The downturn in property tax receipts for municipal governments may finally have begun.

State and local governments reported $378.3 billion in tax receipts for the fourth quarter, according to the Census Bureau, a 1.6% increase from the fourth quarter of 2009.

Last year’s total tax receipts of $1.29 trillion represented a 2.3% jump from 2009, though they remained below the $1.32 trillion of tax revenues reported in 2008.

States and local governments rely on taxes for about half of their revenue, according to the Census Bureau.

Municipal tax receipts have been in recovery for more than a year now, but that in large part is thanks to a quirk in how local governments assess property taxes.

The sales and income taxes that states primarily rely on are sensitive to economic cycles, and have responded predictably to both the economic contraction from December 2007 to June 2009 and the modest expansion since then.

Income tax receipts climbed 4.8% last year after sinking 1.8% in 2009, which corresponds roughly with the 3.1% increase in personal income reported in 2010 and the 1.7% decrease reported in 2009 by the Bureau of Economic Analysis.

Sales taxes tell a similar story, rising 3.1% in 2010 after falling 7.9% in 2009, corresponding at least directionally with the 6.6% increase in retail sales in 2010 and 6.5% decrease in 2009.

The property taxes that local governments rely on for revenue are a different animal, though. They have not responded at all to the downturn in home prices.

For instance, municipal property tax receipts surged 7.6% in 2008, even though home prices tumbled more than 18% that year, according to the Case-Shiller Index.

Same thing in 2007: property tax receipts soared 6.6%, despite a 9% decline in home values. In 2009, property tax revenue climbed 9% while property values sank 3.1%.

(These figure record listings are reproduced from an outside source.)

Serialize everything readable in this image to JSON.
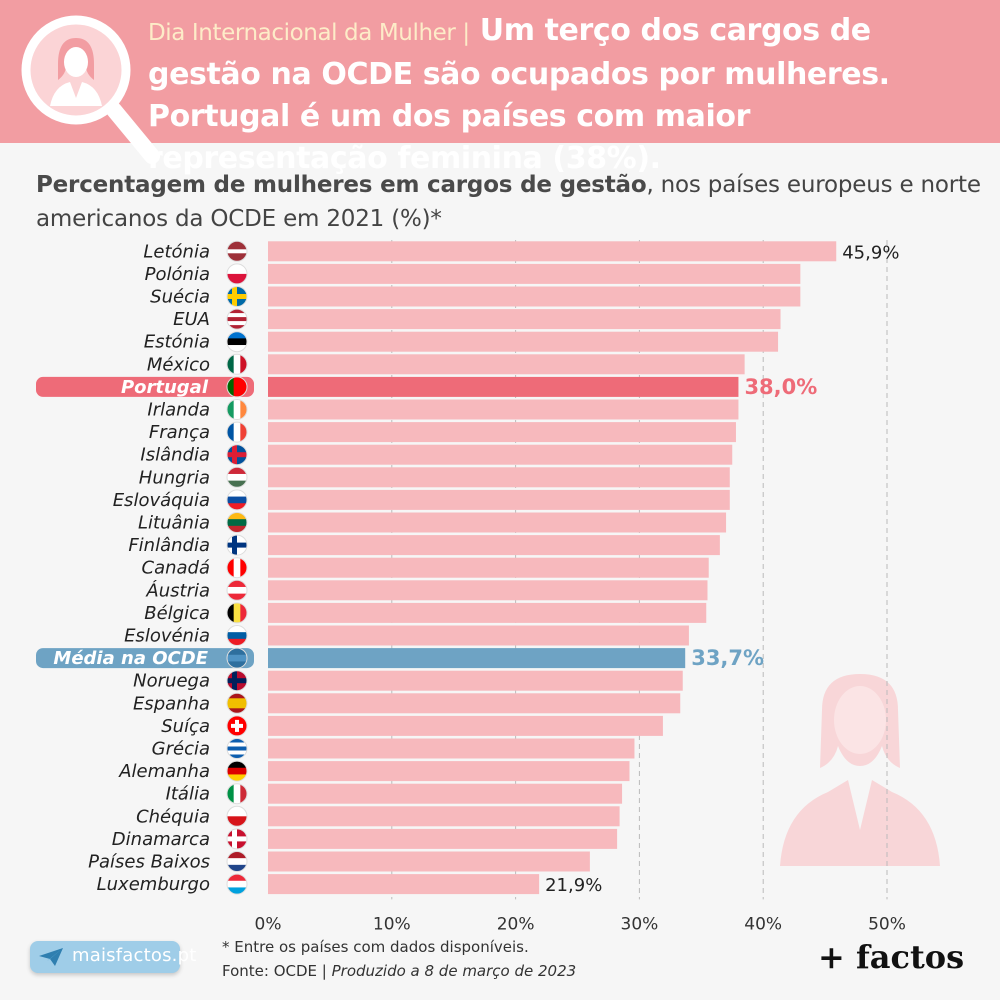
{
  "header": {
    "kicker": "Dia Internacional da Mulher |",
    "headline": "Um terço dos cargos de gestão na OCDE são ocupados por mulheres. Portugal é um dos países com maior representação feminina (38%)."
  },
  "subtitle": {
    "bold": "Percentagem de mulheres em cargos de gestão",
    "rest": ", nos países europeus e norte americanos da OCDE em 2021 (%)*"
  },
  "footer": {
    "note": "* Entre os países com dados disponíveis.",
    "source": "Fonte: OCDE | ",
    "produced": "Produzido a 8 de março de 2023",
    "site": "maisfactos.pt",
    "brand": "+ factos"
  },
  "colors": {
    "header_bg": "#f29da2",
    "bar": "#f7b9bd",
    "portugal": "#ee6b78",
    "oecd": "#6ea3c4",
    "grid": "#bbbbbb"
  },
  "chart_data": {
    "type": "bar",
    "orientation": "horizontal",
    "xlim": [
      0,
      50
    ],
    "xticks": [
      "0%",
      "10%",
      "20%",
      "30%",
      "40%",
      "50%"
    ],
    "grid": "vertical dashed",
    "categories": [
      {
        "name": "Letónia",
        "value": 45.9,
        "label": "45,9%",
        "flag": "latvia-flag-icon"
      },
      {
        "name": "Polónia",
        "value": 43.0,
        "flag": "poland-flag-icon"
      },
      {
        "name": "Suécia",
        "value": 43.0,
        "flag": "sweden-flag-icon"
      },
      {
        "name": "EUA",
        "value": 41.4,
        "flag": "usa-flag-icon"
      },
      {
        "name": "Estónia",
        "value": 41.2,
        "flag": "estonia-flag-icon"
      },
      {
        "name": "México",
        "value": 38.5,
        "flag": "mexico-flag-icon"
      },
      {
        "name": "Portugal",
        "value": 38.0,
        "label": "38,0%",
        "highlight": "portugal",
        "flag": "portugal-flag-icon"
      },
      {
        "name": "Irlanda",
        "value": 38.0,
        "flag": "ireland-flag-icon"
      },
      {
        "name": "França",
        "value": 37.8,
        "flag": "france-flag-icon"
      },
      {
        "name": "Islândia",
        "value": 37.5,
        "flag": "iceland-flag-icon"
      },
      {
        "name": "Hungria",
        "value": 37.3,
        "flag": "hungary-flag-icon"
      },
      {
        "name": "Eslováquia",
        "value": 37.3,
        "flag": "slovakia-flag-icon"
      },
      {
        "name": "Lituânia",
        "value": 37.0,
        "flag": "lithuania-flag-icon"
      },
      {
        "name": "Finlândia",
        "value": 36.5,
        "flag": "finland-flag-icon"
      },
      {
        "name": "Canadá",
        "value": 35.6,
        "flag": "canada-flag-icon"
      },
      {
        "name": "Áustria",
        "value": 35.5,
        "flag": "austria-flag-icon"
      },
      {
        "name": "Bélgica",
        "value": 35.4,
        "flag": "belgium-flag-icon"
      },
      {
        "name": "Eslovénia",
        "value": 34.0,
        "flag": "slovenia-flag-icon"
      },
      {
        "name": "Média na OCDE",
        "value": 33.7,
        "label": "33,7%",
        "highlight": "oecd",
        "flag": "globe-icon"
      },
      {
        "name": "Noruega",
        "value": 33.5,
        "flag": "norway-flag-icon"
      },
      {
        "name": "Espanha",
        "value": 33.3,
        "flag": "spain-flag-icon"
      },
      {
        "name": "Suíça",
        "value": 31.9,
        "flag": "switzerland-flag-icon"
      },
      {
        "name": "Grécia",
        "value": 29.6,
        "flag": "greece-flag-icon"
      },
      {
        "name": "Alemanha",
        "value": 29.2,
        "flag": "germany-flag-icon"
      },
      {
        "name": "Itália",
        "value": 28.6,
        "flag": "italy-flag-icon"
      },
      {
        "name": "Chéquia",
        "value": 28.4,
        "flag": "czechia-flag-icon"
      },
      {
        "name": "Dinamarca",
        "value": 28.2,
        "flag": "denmark-flag-icon"
      },
      {
        "name": "Países Baixos",
        "value": 26.0,
        "flag": "netherlands-flag-icon"
      },
      {
        "name": "Luxemburgo",
        "value": 21.9,
        "label": "21,9%",
        "flag": "luxembourg-flag-icon"
      }
    ]
  }
}
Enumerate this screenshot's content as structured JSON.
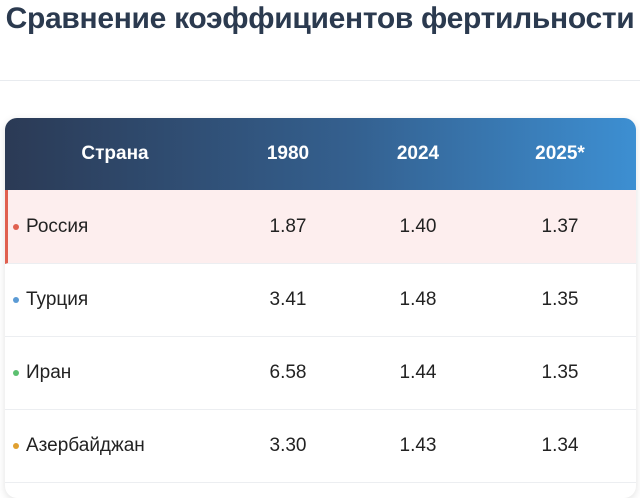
{
  "header": {
    "title": "Сравнение коэффициентов фертильности"
  },
  "table": {
    "columns": [
      "Страна",
      "1980",
      "2024",
      "2025*"
    ],
    "rows": [
      [
        "Россия",
        "1.87",
        "1.40",
        "1.37"
      ],
      [
        "Турция",
        "3.41",
        "1.48",
        "1.35"
      ],
      [
        "Иран",
        "6.58",
        "1.44",
        "1.35"
      ],
      [
        "Азербайджан",
        "3.30",
        "1.43",
        "1.34"
      ]
    ]
  }
}
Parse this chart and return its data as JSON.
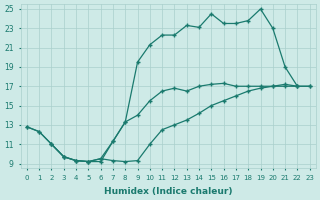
{
  "xlabel": "Humidex (Indice chaleur)",
  "xlim": [
    -0.5,
    23.5
  ],
  "ylim": [
    8.5,
    25.5
  ],
  "xticks": [
    0,
    1,
    2,
    3,
    4,
    5,
    6,
    7,
    8,
    9,
    10,
    11,
    12,
    13,
    14,
    15,
    16,
    17,
    18,
    19,
    20,
    21,
    22,
    23
  ],
  "yticks": [
    9,
    11,
    13,
    15,
    17,
    19,
    21,
    23,
    25
  ],
  "line_color": "#1a7a6e",
  "bg_color": "#ceeae7",
  "grid_color": "#aacfcc",
  "curve_upper_x": [
    0,
    1,
    2,
    3,
    4,
    5,
    6,
    7,
    8,
    9,
    10,
    11,
    12,
    13,
    14,
    15,
    16,
    17,
    18,
    19,
    20,
    21,
    22
  ],
  "curve_upper_y": [
    12.8,
    12.3,
    11.0,
    9.7,
    9.3,
    9.2,
    9.2,
    11.3,
    13.3,
    19.5,
    21.3,
    22.3,
    22.3,
    23.3,
    23.1,
    24.5,
    23.5,
    23.5,
    23.8,
    25.0,
    23.0,
    19.0,
    17.0
  ],
  "curve_lower_x": [
    2,
    3,
    4,
    5,
    6,
    7,
    8,
    9,
    10,
    11,
    12,
    13,
    14,
    15,
    16,
    17,
    18,
    19,
    20,
    21,
    22,
    23
  ],
  "curve_lower_y": [
    11.0,
    9.7,
    9.3,
    9.2,
    9.5,
    9.3,
    9.2,
    9.3,
    11.0,
    12.5,
    13.0,
    13.5,
    14.2,
    15.0,
    15.5,
    16.0,
    16.5,
    16.8,
    17.0,
    17.2,
    17.0,
    17.0
  ],
  "curve_mid_x": [
    0,
    1,
    2,
    3,
    4,
    5,
    6,
    7,
    8,
    9,
    10,
    11,
    12,
    13,
    14,
    15,
    16,
    17,
    18,
    19,
    20,
    21,
    22,
    23
  ],
  "curve_mid_y": [
    12.8,
    12.3,
    11.0,
    9.7,
    9.3,
    9.2,
    9.5,
    11.3,
    13.3,
    14.0,
    15.5,
    16.5,
    16.8,
    16.5,
    17.0,
    17.2,
    17.3,
    17.0,
    17.0,
    17.0,
    17.0,
    17.0,
    17.0,
    17.0
  ]
}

Property tax receipts have continued to grow even as property values have plunged for several reasons. One is that local governments, which derive 85% of their tax revenues from property taxes, don’t charge tax rates on the market value of taxable real estate. They charge tax rates on the last formally assessed value of taxable real estate.

These assessments are often not conducted frequently. While the process varies by jurisdiction, some counties go years between property value assessments.

That has enabled localities to charge taxes on stable property values from the last assessment, rather than on plummeting market values.

Moreover, some jurisdictions, such as California and Florida, cap increases in assessed property values, which helped keep assessed property values lower than the inflated market values during the real estate boom and consequently resulted in lower declines during the bust.

Experts have been wondering for several quarters how much longer these dynamics would buoy property tax revenue. The Case-Shiller Index is down more than 30% in the past five years, and at some point even lagged assessments will have to catch up to reality.

This might be happening now. State and local government property-tax receipts grew just 0.2% in 2010, the slowest rate of growth since at least the late 1980s.

The property tax numbers were worrisome for local governments, which are the entities that need property taxes the most. Local governments’ fourth-quarter property taxes shriveled 3% from the fourth quarter of 2009, the worst year-over-year contraction since 2003.